China’s online “tank” cake snafu raises Tiananmen questions
FILE – In this June 5, 1989, file photo, a Chinese man stands alone to block a line of tanks heading east on Beijing’s Changan Blvd. in Tiananmen Square. An online snafu involving China’s most popular e-commerce livestreamer and a cake decorated to look like a tank, referencing the iconic Tank Man photo taken during the 1989 student-uprising, has raised questions among some Chinese over the violent crackdown on pro-democracy protests in Beijing’s Tiananmen Square on June 4, 1989. (AP Photo/Jeff Widener, File)
HONG KONG (AP) — An online snafu involving China’s most popular e-commerce livestreamer and a cake decorated to look like a tank has raised questions among some Chinese over the crackdown on pro-democracy protests in Beijing’s Tiananmen Square in 1989.
The order to the People’s Liberation Army soldiers to fire on unarmed civilians is a sensitive subject that has long been heavily censored by the ruling Communist Party.
Li Jiaqi, China’s most popular e-commerce livestreamer, is known for hawking everything from lipsticks to frying pans on his online show, where watchers can buy items directly at a discount.
He rose to popularity in 2018, gaining the nickname “Lipstick King” after he one tried on 380 lipsticks during a seven-hour stream, and for selling 15,000 lipsticks in just five minutes during an online shopping festival.
But last Friday, Li’s online show, which draws tens of thousands of viewers, was cut short after a woman appeared on camera holding what appears to be a small white cake decorated with wafers and cookies to look like a military tank, according to screenshots posted on social media platforms.
The abrupt end left thousands of his fans confused. Li briefly became a trending search term in Chinese social media.
The show was on June 3, the eve of the anniversary of the June 4, 1989, crackdown on thousands of students gathered in the vast plaza at the heart of Beijing to demand greater democracy. Hundreds if not thousands of protesters are believed to have died.
One of the most famous photographs of the military crackdown, commonly referred to as ‘Tank Man,’ shows a man holding plastic bags standing in front of a line of tanks, appearing to block their approach up Beijing’s main east-west thoroughfare, the Avenue of Eternal Peace, or Chang’an Avenue. All such pictures are censored in China.

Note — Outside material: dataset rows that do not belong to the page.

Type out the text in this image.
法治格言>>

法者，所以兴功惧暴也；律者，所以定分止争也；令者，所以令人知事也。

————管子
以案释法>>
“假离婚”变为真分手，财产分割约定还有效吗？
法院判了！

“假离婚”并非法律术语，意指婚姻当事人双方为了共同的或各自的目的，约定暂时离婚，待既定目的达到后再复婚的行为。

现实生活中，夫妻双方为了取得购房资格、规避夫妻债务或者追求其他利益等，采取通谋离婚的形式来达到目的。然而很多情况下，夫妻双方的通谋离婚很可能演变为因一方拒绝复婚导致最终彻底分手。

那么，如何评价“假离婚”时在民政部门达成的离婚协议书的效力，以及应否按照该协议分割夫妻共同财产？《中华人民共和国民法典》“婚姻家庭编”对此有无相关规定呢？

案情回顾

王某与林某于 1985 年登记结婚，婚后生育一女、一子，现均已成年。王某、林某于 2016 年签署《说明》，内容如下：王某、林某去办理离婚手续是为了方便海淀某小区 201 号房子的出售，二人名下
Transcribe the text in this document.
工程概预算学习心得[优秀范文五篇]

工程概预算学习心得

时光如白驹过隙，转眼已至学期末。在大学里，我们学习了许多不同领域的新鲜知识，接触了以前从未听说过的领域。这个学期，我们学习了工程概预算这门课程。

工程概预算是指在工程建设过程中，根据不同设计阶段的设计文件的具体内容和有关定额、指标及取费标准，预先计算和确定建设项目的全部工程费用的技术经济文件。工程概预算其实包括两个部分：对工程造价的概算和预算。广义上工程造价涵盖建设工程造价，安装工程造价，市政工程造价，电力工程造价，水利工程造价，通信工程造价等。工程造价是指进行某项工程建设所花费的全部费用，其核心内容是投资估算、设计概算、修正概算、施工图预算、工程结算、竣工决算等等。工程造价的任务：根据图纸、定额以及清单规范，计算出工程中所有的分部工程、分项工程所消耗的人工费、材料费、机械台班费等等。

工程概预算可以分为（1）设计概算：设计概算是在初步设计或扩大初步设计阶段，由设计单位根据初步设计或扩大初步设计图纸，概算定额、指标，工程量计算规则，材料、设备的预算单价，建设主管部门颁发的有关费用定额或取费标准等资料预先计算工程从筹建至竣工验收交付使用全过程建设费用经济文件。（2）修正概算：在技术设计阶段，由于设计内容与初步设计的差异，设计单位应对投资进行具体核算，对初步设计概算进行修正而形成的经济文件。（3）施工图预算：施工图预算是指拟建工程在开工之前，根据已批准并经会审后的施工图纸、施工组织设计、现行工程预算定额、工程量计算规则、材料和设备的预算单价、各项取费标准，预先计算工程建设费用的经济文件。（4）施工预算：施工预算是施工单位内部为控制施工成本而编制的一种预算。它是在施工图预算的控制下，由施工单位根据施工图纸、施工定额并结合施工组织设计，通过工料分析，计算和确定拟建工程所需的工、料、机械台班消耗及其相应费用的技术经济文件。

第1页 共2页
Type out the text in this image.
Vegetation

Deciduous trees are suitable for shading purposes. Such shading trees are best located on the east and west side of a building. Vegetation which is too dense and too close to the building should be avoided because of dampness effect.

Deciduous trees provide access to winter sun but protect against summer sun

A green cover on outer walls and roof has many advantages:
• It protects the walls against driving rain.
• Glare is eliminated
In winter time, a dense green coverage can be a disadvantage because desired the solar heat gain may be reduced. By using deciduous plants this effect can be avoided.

Shortly after his stream was terminated Friday, Li posted on his Weibo platform, similar to Twitter, saying the stream ended early due to a “technical error.” A replay of the stream was also not uploaded.
Neither Alibaba nor Li’s agency, MeiOne, has responded to requests for comment.
His absence has sparked a flurry of speculation among Chinese online, many of whom were born after 1989 and because nearly all mention of the crackdown is censored inside China, don’t know much about what happened then.
Keywords and phrases linked to the incident are censored. Searches for “Tiananmen June 4” or “Tiananmen 1989” turn up no results on search engines and social media platforms in China.
“Who can tell me what happened to Li Jiaqi?” said one user on Weibo. “I can’t seem to find any information.”
By Monday, Chinese censors had wiped all photos of the tank-shaped cake and any clip of the live-stream from the Chinese internet. Li hasn’t appeared on another livestream session since.
Those aware of the Tiananmen Square massacre questioned, using cryptic allusions to June 4 to evade censors, if Li was aware of the sensitivity of showing a tank on a show like his.
“It has become Li Jiaqi’s fault for not knowing about an incident that he is not allowed to know, and now he must prove that he really did not know about an incident that he is unaware of,” commented a Weibo user with the handle MaxWell_2000, pointing out the Catch-22 nature of the situation.
The apparent effort to prevent people from seeing the show prompted some people to say they were learning for the first the first time about the Tiananmen crackdown.
“I didn’t know before, but now I think I know,” said one user on Weibo, where self-censoring posts using vague language to refer to sensitive topics are commonplace to evade censors and prevent account suspensions.
The apparent censoring of Li’s show has had the contrary effect of drawing more attention to it and to what happened in Tiananmen Square in 1989, said Shaun Rein, founder and managing director of China Market Research Group in Shanghai.
“For many Chinese users, taking Li offline at this time could have the opposite effect of bringing attention to an incident that nobody in China usually talks about,” said Rein.